We live in a time where smartphones are without a doubt the number one camera used to take pictures and then uploaded to the places we mainly see them: social networks. As a result, the camera on our smartphone is often our go-to camera despite the likes of DLSRs and even most compact cameras offering a far superior image quality.
Recently, there have been rumours that Apple’s next iPhone will feature a camera that will rival DSLR-quality images and will absolutely blow any other camera on any other phone out of the water. This is a big statement from Apple, a statement that would suggest you could get the same image quality for $700 but with the ability to download apps, games and every other great thing you can do with an iPhone. As aforementioned, this is a bold statement within these rumours and one that has gotten a lot of tech enthusiasts excited. The current iPhone’s camera is quite spectacular, having become so good that Apple have begun to use it as the primary shooting tool for their adverts, imagery and more.
The Samsung Galaxy S6 is another phone that recently blew people’s minds with it’s image quality, offering up the first Android phone that really questioned the iPhone’s domination and, in a lot of reviewers’ eyes, actually outdid the iPhone when it came to consistency. But, we want to ask and answer one simple question: ‘can a smartphone replace a DSLR camera?’ We want to explore the possibilities of what advantages the smartphone camera has over a DSLR and what advantages a DSLR has over a smartphone.
Speed comes in two forms when it comes to photography: how fast the UI can load to take a picture and how fast an image can be taken to catch a vital moment. The first goes to the smartphone. With the Samsung Galaxy S6, no matter where you are, with two taps of the home button you’re almost instantaneously taken to the camera screen and ready to snap an image with a second. The iPhone has a few additional steps but still proves a stunningly quick response. Both phones also take pictures ver quickly, allowing you to fire off quite a few images every few seconds.

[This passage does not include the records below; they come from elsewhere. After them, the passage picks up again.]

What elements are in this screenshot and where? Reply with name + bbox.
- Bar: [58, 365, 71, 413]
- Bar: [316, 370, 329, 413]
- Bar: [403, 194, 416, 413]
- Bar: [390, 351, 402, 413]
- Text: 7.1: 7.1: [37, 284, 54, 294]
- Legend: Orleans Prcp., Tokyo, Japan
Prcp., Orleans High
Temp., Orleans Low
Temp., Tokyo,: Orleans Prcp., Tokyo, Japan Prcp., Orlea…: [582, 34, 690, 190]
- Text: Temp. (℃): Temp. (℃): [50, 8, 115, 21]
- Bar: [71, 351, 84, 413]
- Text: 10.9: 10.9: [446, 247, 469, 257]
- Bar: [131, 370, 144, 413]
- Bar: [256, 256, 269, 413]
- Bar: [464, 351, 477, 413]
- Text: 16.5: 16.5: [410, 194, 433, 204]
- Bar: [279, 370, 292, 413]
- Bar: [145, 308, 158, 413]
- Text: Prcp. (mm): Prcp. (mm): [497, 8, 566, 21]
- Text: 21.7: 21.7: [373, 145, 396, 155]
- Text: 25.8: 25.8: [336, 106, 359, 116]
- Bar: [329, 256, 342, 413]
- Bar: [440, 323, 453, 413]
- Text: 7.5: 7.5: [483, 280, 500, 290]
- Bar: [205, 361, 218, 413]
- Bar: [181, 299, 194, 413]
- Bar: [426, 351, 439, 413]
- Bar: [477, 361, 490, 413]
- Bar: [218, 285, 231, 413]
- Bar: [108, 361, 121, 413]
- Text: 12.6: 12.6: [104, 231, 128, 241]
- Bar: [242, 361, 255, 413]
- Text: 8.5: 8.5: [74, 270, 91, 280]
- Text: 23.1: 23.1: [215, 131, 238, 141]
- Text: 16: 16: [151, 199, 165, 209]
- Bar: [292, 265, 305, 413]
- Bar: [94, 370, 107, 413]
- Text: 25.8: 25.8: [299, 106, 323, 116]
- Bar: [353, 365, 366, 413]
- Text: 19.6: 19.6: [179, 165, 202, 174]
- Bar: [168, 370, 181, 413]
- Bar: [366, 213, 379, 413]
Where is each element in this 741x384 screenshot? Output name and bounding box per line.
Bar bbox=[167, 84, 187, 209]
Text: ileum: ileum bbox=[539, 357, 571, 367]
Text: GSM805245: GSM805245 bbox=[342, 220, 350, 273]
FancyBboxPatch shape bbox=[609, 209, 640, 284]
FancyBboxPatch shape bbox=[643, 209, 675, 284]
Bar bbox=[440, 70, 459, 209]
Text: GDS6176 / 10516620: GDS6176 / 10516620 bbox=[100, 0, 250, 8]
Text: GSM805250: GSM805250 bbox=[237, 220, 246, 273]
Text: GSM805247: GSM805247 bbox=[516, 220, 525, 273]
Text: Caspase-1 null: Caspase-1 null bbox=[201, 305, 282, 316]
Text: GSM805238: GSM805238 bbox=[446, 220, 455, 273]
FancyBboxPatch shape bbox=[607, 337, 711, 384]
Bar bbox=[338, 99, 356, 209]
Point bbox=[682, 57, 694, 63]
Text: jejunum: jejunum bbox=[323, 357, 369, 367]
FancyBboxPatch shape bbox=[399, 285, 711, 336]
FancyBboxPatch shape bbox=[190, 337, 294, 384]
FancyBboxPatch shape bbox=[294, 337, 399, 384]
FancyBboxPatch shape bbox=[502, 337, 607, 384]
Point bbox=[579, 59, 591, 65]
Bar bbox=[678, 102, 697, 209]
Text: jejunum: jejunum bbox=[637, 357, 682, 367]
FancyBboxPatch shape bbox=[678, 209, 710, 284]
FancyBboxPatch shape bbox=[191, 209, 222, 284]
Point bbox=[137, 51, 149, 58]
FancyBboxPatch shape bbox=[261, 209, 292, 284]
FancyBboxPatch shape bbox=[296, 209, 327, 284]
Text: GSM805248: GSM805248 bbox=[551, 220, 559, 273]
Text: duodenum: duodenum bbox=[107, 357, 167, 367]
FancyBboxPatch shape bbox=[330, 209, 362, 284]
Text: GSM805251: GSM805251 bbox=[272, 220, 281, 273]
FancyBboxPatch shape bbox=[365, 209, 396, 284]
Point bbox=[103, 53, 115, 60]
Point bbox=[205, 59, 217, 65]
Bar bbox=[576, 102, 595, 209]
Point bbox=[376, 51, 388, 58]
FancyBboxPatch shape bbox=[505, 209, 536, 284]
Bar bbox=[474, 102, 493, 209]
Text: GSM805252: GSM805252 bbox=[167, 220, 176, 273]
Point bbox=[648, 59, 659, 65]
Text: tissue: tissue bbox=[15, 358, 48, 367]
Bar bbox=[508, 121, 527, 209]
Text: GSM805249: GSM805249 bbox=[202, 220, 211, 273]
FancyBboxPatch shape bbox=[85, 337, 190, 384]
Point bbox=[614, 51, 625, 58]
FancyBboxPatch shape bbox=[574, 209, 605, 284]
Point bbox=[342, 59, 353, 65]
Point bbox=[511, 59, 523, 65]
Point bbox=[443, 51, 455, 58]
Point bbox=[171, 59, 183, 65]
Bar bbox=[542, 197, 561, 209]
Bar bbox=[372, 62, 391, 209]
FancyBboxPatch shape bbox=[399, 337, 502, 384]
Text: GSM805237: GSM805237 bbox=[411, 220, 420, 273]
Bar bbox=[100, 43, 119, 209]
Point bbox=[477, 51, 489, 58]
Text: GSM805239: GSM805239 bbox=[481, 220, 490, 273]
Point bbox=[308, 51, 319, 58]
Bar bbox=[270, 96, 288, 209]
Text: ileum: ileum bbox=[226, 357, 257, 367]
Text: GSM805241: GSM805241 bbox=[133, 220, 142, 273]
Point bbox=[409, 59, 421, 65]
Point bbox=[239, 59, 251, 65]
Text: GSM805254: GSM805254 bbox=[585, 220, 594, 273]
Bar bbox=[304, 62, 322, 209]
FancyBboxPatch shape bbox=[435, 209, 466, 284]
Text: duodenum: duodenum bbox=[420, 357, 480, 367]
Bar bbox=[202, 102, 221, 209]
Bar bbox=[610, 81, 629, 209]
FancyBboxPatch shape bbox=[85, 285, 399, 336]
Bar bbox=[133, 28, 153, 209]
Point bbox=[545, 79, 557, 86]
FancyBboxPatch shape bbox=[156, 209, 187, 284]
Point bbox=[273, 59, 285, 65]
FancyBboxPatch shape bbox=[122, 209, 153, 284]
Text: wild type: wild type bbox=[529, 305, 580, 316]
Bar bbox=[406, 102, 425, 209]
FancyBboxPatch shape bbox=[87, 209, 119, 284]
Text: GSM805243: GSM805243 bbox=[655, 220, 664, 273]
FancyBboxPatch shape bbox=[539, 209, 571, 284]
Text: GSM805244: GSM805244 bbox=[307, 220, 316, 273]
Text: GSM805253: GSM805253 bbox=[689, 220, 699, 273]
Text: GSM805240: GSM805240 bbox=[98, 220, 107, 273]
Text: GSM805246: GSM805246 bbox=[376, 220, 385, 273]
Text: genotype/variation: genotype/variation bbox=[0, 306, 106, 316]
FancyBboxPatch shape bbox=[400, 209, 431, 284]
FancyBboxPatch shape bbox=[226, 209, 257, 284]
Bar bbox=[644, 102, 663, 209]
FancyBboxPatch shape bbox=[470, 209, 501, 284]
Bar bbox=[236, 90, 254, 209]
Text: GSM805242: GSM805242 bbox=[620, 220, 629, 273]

Obviously both include a burst mode too.
That takes us on to our second point: which device takes faster images? Well, a DSLR of course. Despite how many features, apps or whatever may be offered for both of these leading smartphones, there’s no way that either of their tiny sensors can react as quickly as that of $700 DSLR’s. DSLR’s can capture moments of up to 600th of a second which makes them truly fast machines for capturing that perfect moment.
This is a tricky subject to cover as there are many different aspects you need to lack at. First, DSLRs offer up a lot of customization when it comes to changing which aspects of the photo you want to edit. For example, the ISO, shutter speed, sharpness, contrast, brightness and so much more. Admittedly, smartphones are getting better at allowing you control over these aspects these days. Most high-end Android phones these days comes with some sort of Manual mode that allows you to edit a few of these options in real time as you take an image. However, there are undoubtedly more options with a DSLR.
However, on the hand, there’s hundreds of photo editing and camera application for both iPhone and Android, some offer a great deal of options that allow you to change different aspects your image. These can either be edits pre-image or post-image. Either way, you’re definitely not going to be short of great photography applications on any high-end smartphone you pick up these days.
For a few years now people have asked the question as to what is more in our current day and age for the majority of people: the ability to take a quick picture of the special moment or grab a stunning picture of that special moment. The answer has more often than not been the former as a lot more people need a phone than a camera. Then once they have these phones in their hands, they’ve already come with a camera that will have the quality to show their family and friends which is all they need it for.
Now, there’s no doubt you’ll get the better quality if you’ve spent $700 on a camera rather than $700 on a phone just because the camera’s main job is to solely take pictures. You’d expect $700 of a device that was built to take images to take better quality shots than a device that was built to have a great user experience, many apps and lots of smart features first and then a camera second. So yeah, obviously the quality on a DSLR is going to be better.